A fines de los años 80 del siglo pasado, con la Perestroika o reestructuración del sistema vigente en la Unión Soviética en marcha, fui encargado de recibir en La Habana a uno de sus operadores ideológicos quien, en el curso de la conversación me dijo: “El pasado de la Unión Soviética es impredecible”. Al tratar de aclarar lo que me pareció un error de la traducción, perdí la oportunidad de callar: “Querrás decir el futuro”. “No, se tradujo bien. Se trata del pasado, el futuro es predecible y, detalles aparte, conocido”.
Tal vez porque el asunto que nos reunía fue despacho con pocas palabras, aquel hombre, uno de los artífices de la “glasnost” (transparencia), dedicó tiempo a tratar de convencerme de la pertinencia de curarse en salud.
“La glasnost, me dijo, que hoy provoca conmociones, se convertirá en lo habitual cuando, establecida la democracia, al gobierno, al partido y a todas las instituciones le convenga más la transparencia que la censura. Es más fácil administrar la libertad de información que impedirla”. Ni entonces ni ahora juzgué sus palabras porque no me correspondía, pero traté de indagar y lo que descubrí fue perturbador.
En efecto era realmente difícil avanzar en el perfeccionamiento de aquella sociedad y en la reivindicación de sus instituciones, sin saldar la deuda contraída con la verdad por la dirección soviética que a lo largo de todo el proceso ocultó a la opinión pública y a las instituciones, incluido al partido, importantes acontecimientos. Aunque la opacidad existió antes y después, fue extrema en los 30 años del período de gobierno de Joseph Stalin.
Lo peor fue que la política informativa y la práctica sistemática de la censura dieron lugar a una especie de “paradigma” que con pocos matices se aplicó en los países que adoptaron el modelo soviético, donde los periódicos y revistas, así como la comunicación social en su conjunto, incluida la que se suministraba a la élites políticas y gubernamentales, se contaminaron con malas prácticas.

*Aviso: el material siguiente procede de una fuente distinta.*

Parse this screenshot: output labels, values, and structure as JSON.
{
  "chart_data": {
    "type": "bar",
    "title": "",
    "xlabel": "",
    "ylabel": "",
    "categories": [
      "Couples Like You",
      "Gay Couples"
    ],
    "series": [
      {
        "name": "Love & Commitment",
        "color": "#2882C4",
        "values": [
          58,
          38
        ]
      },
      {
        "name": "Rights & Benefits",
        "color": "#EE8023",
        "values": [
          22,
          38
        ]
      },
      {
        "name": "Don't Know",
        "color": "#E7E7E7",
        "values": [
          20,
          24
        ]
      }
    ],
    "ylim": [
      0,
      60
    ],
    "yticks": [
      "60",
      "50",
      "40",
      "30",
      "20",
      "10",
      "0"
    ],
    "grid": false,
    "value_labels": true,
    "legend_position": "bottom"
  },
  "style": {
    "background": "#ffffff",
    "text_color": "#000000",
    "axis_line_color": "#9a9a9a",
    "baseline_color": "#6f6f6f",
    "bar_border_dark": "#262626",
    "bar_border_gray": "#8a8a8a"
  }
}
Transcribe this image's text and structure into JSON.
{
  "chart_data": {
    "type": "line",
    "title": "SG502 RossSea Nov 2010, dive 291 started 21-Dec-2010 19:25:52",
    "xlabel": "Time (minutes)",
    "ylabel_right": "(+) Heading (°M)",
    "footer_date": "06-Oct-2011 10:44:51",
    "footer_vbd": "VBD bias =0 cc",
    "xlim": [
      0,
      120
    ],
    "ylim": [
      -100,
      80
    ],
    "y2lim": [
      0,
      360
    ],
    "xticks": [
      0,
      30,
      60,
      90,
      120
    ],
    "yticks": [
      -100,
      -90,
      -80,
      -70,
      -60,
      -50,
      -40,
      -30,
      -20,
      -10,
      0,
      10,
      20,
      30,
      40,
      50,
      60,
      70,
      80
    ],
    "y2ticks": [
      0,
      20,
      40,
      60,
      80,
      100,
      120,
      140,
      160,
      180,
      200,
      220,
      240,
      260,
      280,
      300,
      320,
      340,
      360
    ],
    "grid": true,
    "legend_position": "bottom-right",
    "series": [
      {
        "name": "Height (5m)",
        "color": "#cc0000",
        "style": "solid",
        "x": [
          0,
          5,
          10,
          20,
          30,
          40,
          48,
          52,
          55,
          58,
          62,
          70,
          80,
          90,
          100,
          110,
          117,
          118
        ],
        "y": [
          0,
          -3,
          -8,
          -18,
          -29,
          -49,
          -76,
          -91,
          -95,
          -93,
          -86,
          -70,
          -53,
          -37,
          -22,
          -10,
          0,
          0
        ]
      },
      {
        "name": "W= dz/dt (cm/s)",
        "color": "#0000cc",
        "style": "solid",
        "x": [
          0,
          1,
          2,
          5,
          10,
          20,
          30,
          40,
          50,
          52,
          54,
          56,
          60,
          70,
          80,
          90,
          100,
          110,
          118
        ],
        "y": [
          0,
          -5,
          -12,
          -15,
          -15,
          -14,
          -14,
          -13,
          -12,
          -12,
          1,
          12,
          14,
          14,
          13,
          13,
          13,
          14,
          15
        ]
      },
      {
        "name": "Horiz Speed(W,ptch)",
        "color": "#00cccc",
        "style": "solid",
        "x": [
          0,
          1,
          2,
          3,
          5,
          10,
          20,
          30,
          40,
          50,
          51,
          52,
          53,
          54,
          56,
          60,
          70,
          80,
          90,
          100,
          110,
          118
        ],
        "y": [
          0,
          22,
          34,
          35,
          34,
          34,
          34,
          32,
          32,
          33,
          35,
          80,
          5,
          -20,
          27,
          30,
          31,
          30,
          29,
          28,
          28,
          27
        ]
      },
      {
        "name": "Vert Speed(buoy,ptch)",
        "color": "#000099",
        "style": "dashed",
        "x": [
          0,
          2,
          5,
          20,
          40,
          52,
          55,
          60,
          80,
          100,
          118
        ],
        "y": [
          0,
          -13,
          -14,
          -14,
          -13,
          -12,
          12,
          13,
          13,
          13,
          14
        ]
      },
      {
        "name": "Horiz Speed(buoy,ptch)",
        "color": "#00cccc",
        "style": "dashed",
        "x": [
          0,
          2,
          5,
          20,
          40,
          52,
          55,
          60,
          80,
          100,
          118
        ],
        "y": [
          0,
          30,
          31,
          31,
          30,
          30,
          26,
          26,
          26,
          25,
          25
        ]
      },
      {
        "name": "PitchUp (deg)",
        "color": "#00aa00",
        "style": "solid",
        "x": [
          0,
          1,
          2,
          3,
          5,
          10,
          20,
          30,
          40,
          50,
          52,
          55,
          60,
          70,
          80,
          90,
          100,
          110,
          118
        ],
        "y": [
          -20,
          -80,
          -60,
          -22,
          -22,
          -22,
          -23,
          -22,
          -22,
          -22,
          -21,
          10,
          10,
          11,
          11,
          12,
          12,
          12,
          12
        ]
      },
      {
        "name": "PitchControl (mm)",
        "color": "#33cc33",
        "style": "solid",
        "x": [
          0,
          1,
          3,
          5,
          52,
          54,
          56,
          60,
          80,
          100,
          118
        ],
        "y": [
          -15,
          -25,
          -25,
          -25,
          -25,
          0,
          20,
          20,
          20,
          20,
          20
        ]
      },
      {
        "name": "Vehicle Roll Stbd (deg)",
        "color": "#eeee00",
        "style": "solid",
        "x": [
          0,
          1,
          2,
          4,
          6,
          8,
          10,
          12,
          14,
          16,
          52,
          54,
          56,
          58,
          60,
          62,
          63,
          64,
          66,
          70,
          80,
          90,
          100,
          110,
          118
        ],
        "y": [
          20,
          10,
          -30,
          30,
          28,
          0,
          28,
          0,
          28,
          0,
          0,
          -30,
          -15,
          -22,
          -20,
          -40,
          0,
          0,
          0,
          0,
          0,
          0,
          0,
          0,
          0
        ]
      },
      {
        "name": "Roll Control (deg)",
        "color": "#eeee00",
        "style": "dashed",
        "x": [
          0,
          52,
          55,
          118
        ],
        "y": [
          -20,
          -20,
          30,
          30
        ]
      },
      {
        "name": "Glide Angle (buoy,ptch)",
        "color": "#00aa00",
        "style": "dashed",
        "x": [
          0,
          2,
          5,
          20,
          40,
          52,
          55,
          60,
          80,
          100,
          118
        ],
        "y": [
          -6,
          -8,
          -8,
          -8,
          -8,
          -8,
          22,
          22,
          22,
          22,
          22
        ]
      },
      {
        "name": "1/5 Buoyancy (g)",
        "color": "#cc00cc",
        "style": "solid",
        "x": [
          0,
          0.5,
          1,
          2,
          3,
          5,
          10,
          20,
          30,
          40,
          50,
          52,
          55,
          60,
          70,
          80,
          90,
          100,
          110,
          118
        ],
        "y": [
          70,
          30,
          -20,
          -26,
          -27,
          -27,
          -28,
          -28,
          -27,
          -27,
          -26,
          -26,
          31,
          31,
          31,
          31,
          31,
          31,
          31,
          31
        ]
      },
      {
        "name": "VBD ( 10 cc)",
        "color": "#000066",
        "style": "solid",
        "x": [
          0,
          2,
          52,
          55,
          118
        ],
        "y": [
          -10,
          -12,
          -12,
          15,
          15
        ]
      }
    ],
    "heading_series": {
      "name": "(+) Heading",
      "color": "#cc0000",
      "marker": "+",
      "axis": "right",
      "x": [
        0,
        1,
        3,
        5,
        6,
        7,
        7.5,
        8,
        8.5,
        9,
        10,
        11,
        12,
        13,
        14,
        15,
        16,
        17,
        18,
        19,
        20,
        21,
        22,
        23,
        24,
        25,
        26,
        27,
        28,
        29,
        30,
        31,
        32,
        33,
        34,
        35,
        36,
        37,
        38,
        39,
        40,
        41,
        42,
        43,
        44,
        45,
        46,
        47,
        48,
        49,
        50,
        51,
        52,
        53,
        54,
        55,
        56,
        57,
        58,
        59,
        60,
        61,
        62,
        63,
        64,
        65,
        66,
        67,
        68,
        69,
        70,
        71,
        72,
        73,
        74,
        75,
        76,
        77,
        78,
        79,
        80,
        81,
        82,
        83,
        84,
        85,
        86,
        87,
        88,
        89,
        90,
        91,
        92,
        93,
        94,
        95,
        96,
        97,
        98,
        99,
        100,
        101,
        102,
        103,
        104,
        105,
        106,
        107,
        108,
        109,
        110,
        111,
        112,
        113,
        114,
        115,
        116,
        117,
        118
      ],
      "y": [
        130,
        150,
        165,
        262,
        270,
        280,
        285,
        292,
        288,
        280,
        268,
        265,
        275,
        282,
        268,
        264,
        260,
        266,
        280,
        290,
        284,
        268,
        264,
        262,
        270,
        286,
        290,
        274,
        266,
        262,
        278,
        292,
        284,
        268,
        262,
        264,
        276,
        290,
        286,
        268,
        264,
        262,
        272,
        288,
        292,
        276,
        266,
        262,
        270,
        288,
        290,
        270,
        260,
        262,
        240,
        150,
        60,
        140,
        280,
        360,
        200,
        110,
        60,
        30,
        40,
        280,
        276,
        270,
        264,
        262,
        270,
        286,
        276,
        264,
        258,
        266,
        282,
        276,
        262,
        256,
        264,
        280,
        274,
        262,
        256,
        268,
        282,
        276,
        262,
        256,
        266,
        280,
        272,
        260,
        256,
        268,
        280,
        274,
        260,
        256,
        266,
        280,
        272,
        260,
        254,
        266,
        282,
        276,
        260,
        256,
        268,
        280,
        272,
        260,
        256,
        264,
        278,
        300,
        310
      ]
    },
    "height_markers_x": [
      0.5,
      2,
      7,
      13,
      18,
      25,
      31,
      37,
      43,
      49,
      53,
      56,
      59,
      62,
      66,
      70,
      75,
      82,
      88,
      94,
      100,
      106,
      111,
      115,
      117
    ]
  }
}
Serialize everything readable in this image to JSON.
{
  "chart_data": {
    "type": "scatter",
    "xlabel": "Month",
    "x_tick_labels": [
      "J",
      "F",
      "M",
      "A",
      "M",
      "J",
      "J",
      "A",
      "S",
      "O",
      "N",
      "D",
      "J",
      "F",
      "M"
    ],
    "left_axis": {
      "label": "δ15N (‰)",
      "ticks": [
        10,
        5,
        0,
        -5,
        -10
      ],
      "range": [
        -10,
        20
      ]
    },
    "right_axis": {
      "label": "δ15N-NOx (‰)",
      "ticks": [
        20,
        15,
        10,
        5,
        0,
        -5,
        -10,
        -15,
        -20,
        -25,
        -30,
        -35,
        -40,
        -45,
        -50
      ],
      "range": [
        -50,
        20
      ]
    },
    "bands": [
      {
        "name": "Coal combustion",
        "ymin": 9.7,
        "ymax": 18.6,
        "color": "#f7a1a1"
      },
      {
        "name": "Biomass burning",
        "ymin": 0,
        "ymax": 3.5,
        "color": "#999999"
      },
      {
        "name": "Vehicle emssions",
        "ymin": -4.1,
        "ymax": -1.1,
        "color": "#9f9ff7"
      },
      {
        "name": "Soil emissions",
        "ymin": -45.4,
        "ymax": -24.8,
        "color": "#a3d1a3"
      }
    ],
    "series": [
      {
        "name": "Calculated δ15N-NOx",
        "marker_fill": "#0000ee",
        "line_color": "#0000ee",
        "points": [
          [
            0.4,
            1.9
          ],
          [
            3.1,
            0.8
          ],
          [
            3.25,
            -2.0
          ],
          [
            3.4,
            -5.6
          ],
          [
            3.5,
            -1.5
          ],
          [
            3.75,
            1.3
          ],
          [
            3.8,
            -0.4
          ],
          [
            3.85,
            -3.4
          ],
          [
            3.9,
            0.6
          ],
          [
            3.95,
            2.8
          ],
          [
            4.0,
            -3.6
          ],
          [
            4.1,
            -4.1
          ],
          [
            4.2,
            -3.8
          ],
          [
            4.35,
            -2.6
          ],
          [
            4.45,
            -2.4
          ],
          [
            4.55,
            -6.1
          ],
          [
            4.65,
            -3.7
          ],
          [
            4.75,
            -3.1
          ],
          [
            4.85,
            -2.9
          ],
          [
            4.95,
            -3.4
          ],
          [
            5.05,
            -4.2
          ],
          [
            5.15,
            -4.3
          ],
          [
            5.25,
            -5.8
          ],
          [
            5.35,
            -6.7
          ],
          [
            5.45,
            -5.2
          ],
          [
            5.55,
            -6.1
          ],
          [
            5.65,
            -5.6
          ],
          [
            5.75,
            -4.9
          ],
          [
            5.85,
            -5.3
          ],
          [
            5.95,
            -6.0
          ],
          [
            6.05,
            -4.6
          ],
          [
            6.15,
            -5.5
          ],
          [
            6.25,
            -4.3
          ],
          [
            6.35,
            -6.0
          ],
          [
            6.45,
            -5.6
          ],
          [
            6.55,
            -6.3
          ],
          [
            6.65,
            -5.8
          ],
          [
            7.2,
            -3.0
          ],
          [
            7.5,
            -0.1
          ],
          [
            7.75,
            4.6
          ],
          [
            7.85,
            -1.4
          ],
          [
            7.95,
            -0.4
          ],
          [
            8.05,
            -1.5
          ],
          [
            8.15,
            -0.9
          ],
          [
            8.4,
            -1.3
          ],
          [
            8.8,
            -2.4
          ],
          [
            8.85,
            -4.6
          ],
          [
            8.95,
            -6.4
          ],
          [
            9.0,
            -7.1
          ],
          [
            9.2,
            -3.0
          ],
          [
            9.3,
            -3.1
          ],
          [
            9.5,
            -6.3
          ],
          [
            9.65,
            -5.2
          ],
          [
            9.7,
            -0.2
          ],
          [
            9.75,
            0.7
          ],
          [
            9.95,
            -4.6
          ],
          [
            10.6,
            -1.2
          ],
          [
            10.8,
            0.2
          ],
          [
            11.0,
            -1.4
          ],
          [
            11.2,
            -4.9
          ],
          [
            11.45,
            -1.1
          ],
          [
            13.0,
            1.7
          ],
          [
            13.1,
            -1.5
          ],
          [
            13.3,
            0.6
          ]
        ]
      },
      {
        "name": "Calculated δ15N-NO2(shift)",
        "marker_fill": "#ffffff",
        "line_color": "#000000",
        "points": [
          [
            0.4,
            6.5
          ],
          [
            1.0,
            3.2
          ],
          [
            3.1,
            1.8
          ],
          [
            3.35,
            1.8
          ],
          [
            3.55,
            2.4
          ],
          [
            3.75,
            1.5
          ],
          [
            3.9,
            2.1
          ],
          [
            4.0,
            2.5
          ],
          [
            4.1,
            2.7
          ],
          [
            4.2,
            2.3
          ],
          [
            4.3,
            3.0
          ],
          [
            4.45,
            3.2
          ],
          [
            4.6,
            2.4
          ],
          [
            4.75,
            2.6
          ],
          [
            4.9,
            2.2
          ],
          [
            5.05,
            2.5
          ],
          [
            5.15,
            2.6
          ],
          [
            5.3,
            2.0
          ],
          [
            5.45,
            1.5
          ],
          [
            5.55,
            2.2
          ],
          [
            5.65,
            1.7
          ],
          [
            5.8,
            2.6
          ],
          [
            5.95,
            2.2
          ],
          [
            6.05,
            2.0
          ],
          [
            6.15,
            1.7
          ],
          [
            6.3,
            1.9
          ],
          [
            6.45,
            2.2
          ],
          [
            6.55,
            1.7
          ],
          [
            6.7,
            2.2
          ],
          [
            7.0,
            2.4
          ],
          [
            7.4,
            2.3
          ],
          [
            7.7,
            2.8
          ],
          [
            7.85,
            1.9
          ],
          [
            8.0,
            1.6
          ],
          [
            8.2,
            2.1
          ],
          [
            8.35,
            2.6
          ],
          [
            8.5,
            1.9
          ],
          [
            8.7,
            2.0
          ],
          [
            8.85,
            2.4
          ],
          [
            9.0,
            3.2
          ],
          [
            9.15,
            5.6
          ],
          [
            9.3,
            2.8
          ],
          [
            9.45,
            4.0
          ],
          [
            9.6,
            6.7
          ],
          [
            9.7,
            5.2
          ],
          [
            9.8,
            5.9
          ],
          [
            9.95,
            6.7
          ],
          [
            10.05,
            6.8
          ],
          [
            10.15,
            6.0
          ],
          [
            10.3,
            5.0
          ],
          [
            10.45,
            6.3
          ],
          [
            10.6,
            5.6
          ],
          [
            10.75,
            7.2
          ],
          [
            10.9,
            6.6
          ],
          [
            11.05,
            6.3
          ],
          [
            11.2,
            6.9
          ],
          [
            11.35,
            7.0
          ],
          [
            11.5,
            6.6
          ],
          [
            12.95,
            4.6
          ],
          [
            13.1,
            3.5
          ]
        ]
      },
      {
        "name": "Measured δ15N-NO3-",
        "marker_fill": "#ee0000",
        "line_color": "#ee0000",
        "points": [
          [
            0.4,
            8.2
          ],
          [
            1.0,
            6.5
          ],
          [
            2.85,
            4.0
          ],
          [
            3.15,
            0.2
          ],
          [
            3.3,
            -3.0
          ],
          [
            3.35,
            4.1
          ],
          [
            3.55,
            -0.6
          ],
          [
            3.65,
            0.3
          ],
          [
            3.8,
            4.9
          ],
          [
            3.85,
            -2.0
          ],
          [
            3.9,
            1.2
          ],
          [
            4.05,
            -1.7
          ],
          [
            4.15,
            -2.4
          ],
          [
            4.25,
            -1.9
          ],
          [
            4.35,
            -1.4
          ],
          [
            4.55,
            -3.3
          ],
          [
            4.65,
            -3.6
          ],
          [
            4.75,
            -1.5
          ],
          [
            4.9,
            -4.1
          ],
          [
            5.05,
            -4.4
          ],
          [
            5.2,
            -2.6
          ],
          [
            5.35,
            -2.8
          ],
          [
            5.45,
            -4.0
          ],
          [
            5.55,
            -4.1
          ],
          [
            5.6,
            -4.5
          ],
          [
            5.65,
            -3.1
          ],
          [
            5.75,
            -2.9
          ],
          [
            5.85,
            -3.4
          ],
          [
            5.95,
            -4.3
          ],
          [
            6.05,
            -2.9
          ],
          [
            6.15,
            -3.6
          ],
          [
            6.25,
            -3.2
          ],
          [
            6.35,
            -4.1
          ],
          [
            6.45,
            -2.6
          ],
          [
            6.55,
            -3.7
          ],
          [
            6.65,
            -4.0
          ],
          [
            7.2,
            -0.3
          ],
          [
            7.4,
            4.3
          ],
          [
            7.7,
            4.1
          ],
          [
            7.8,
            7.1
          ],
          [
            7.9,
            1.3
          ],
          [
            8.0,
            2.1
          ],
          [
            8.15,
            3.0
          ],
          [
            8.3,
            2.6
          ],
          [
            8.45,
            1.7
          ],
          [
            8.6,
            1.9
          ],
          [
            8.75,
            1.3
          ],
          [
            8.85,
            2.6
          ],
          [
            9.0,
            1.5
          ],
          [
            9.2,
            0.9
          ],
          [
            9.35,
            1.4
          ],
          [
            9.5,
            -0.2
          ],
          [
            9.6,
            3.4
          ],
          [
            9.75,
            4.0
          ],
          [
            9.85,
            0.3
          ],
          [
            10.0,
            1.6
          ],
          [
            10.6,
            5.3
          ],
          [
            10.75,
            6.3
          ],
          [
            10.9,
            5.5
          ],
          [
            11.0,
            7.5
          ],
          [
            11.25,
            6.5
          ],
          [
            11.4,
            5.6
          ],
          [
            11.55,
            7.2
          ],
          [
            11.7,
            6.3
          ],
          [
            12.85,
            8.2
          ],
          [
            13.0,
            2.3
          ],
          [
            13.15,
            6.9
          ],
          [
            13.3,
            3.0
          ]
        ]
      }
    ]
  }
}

El último de los muchos ejemplos de aquellos comportamientos que tributaron al infausto final de aquel modelo socialista, fue el affaire Chernóbil, el mayor accidente en la historia de la energía nuclear que, paradójicamente fue silenciado por Mijail Gorbachov, un adalid de la transparencia, durante semanas.
En estos días en los cuales he vuelto sobre la Crisis de los Misiles y la conmoción que ello supuso para todo el mundo que vivió la angustia de una guerra nuclear, desempolvé una entrevista con Alexander Alexeiev, embajador soviético en La Habana, que siguió desde el primero hasta el último día aquella coyuntura y que, allegado a Fidel y Raúl Castro, cuyas posiciones compartía, con excepcional profesionalismo, armonizó sus opiniones con la obligación de servir a su país, contó lo siguiente:
Pregunta: “¿Entonces cómo fue en su país? En los Estados Unidos la gente estaba aterrorizada, segura de que la guerra nuclear podría desatarse en unos días.
Respuesta: No, no lo creíamos así. En la Unión Soviética, probablemente nadie sabía, o sabían muy poco. Los soviéticos de esa época no sabían mucho. Entonces los americanos actuaron más abiertamente porque tenían sus medios de comunicación. En Cuba conocían más...”
Actualmente cuando los responsables de operar la prensa cubana se empeñan en encontrar un “modelo de prensa” apropiado a los objetivos de la sociedad socialista y tratan de solucionar problemas estructurales y malformaciones heredadas, vale la pena reflexionar sobre el hecho de que no hay nada más revolucionario ni más coherente con el socialismo que la verdad. La verdad no es subversiva, es revolucionaria.